Nitin Kalwani opened the first Juice Salon in Mumbai in 1998. Today, there are five Juice salons in the city (the two in Bandra are minutes away from each other) and one each in Kolkata and Hyderabad. The multiplying numbers are giving rise to a growing tribe of young, urban hairstylists and beauticians who take the business of beauty very seriously.
Kalwani says the beauty industry is the only one that grew as hugely as 200 per cent last year. Market reports say the beauty industry (excluding colour cosmetics) is estimated at around Rs 6000 crore.
"Global exposure via internet, travel, television has bought enormous awareness in Indian consumers towards personal care, grooming and beauty. Higher disposable incomes, too, have fuelled the market space with opportunities," said Dharmendra Manwani, CEO of Jean Claude Biguine Salons. Looking to capitalise on this beauty boom, Retail giants Reliance, Pantaloons and Bharti-Wal-Mart are all set to venture into the beauty business with private label products and concept salons.

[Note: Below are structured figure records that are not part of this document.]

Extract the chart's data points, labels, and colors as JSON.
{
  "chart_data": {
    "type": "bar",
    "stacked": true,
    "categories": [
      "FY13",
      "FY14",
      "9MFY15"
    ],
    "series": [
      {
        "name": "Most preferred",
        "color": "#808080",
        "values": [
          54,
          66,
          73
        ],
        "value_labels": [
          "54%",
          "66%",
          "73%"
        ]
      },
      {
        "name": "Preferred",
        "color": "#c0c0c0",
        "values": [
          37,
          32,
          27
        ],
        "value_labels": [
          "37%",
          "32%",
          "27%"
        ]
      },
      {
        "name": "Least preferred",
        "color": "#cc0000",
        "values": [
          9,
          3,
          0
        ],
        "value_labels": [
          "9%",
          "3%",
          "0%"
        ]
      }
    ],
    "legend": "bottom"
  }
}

The Indian hair market is estimated at around US $325 million (Rs 1,312 crore) said a 2008 report by the Associated Chambers of Commerce and Industry (ASSOCHAM). With a 35-45 per cent growth predicted by industry experts every year, Kalwani believes that hairstyling is booming. "The fact that there is a salon opening every day clearly indicates that people are growing increasingly aware of their looks and want to experiment with their hair more than before," he said.
Mumbai seems to have the cutting-edge over other Indian cities when it comes to beauty and hairstyling. "Because of Bollywood, Mumbai is the hub of trendsetters where everyone wants to look good and feel great these days," Kalwani said. "Which is why every brand opens first in Mumbai then the rest of the country." Take, for instance, the well-known international salons Toni and Guy and Biguine House of Beauty: both started their flagship Indian salons in Mumbai.
Jean Claude Biguine, the world-renowned French hairstylist who has 350 salons in 17 countries, believes that Mumbai, being one of the most cosmopolitan cities in India, is the perfect testing ground for his flagship salon. However, he acknowledged that Indian hairstylists are yet to make an international impact. "The fragmented industry needs to develop more," he said. "India needs to produce more international ambassadors of hairstyling."
Which is a likely prospect in the near future considering the hordes of 18-year-olds joining the several hair academies in the city to snip their way to success. As Natasha Naegamvala, celebrity stylist and director of education at Nalini Hair Academy, put: "Hairstyling is the new 'rock n roll' career for youngsters. It offers a world of opportunities from preparing supermodels for the catwalk to joining the team of a magazine for a fashion shoot or tending to the locks of the rich and famous."
Case in point: 25-year-old Karishma Dalal, a hairstylist at Kroma Kay in Juhu, has already worked magic in the manes of Bollywood biggies like Abhishek Bachchan, Arjun Rampal and Kunal Kapoor.
"Hair dressing is a career which allows you to showcase your creativity, to have fun, meet new people everyday, to earn name, fame and good money," said Naegamvala who has been in the biz since nearly 13 years. At 35, this Bandra resident is today a celebrated stylist, thanks to her genes - she happens to be the daughter of Mumbai's First Lady of Hair, Nalini Naegamvala of Nalini and Yasmin fame. And good money it certainly is. "The salary ranges up to six figures in two years' time," said Kalwani. Reason enough to let your hair down.